Monday, June 16, 2008

Transits, tribulations and traffic wardens

Some stereotypes are cruel and unfortunate. Others, it seems, are spot on...


I borrowed an interesting toy over the weekend. It came with a 3.2-litre turbocharged five-cylinder engine. It was rear wheel. It had a six-speed gearbox… It was a van. To be precise it was a Ford Transit 350 SWB and it was helping me move house. What's more it came with a substantial quantity of free diesel – handy on a weekend when the nation's entire quota of numpties decided to block petrol forecourts following a single oil company's pay dispute.

Having collected my workhorse on Friday evening, I headed back round the M25 to North London. I've been told before how well modern vans handled and this one is supposed to be the cream of the crop. It certainly has excellent steering which would put many cars to shame. It also has a flexible, torquey engine; a very gentle progressive clutch and suspension so stiff (when unladen) that it feels positively sporty. It's an impressive achievement for a vehicle designed purely as a utility, yet you still become acutely aware of being sat several yards off the ground by the time you reach the first corner and adverse cambers can be a buttock-clenching experience. But that's fine for the Transit – it's a van – and in that respect it performs beautifully.

The following day my girlfriend and I began loading our possessions into the Tranny. It swallowed an impressive quantity of household detritus, which was fortunate as there was about three times as much to move as we'd originally anticipated. All in all, we were impressed. One person who wasn't so impressed was the local traffic warden. Now, I'd always believed traffic wardens must get rather a bad press… It can't be an easy job at times and it's not one that anyone will ever thank you for. Maybe they were just misunderstood?

I saw the aforementioned parking officer eyeing up our van from across the road and went to ask if anything was wrong. We were busy loading on a single yellow line and not getting in anyone's way; I couldn't see a problem. I began with a cheery hello. "I'm giving you a ticket" she replied with all the warmth of an SS drill-sergeant. I calmly and politely protested my innocence and she eventually explained that pulling onto the pavement had been our undoing. Apparently obstructing the traffic on the road would have been perfectly legal, despite the gridlock that would have ensued. I didn't know this – or atleast I didn't expect them to put legality over common sense – and I explained we were very sorry and we'd be on our way.

This didn't please the traffic warden, who seemed to be morphing closer and closer to her comedic representation in Little Miss Jocelyn by the second.
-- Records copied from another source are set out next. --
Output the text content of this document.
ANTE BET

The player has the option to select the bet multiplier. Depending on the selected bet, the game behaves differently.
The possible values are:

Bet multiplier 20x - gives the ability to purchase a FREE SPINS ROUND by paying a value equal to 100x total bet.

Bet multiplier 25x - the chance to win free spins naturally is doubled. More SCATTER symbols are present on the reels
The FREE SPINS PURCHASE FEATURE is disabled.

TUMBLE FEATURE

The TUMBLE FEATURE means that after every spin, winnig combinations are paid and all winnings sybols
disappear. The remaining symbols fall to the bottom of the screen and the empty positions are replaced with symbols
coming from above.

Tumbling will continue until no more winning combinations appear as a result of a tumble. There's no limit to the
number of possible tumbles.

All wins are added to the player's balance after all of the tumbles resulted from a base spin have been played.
In a last minute effort to reason with her, I tried to adopt a karma-based approach. "You could let us move on and not ruin our day – it was a genuine mistake we're not going to do it again or…" I was going to continue to the effect that ruining our day wouldn't make her feel any better (meant purely as that) when she interrupted. "Is you threatening me? IS YOU THREATENING ME?!" Fat chance I thought – not only was she somewhat bigger than me, she seemed to have rather more facial hair too – I wouldn't stand a chance.

Miraculously, after considerably more pleading (and strategically positioning myself in front of the van), I managed to persuade her to let me move on without a ticket. Even more miraculously, having dropped the contents off at the new house (about a mile down the road) and collected my other half we were able to find a legitimate van-sized space in the adjacent pavement parking zone for the next two runs.

With the new garage acting as a temporary holding station, work commenced ferrying bits up to the house to create a TVR-sized gap for my S3 to fit into. I took a break from shifting boxes to return the van this morning and, teetering along with no weight in the back again, I had a new found respect for the driving skills of White-Van-Man. My opinion of traffic wardens on the other hand has taken a severe battering.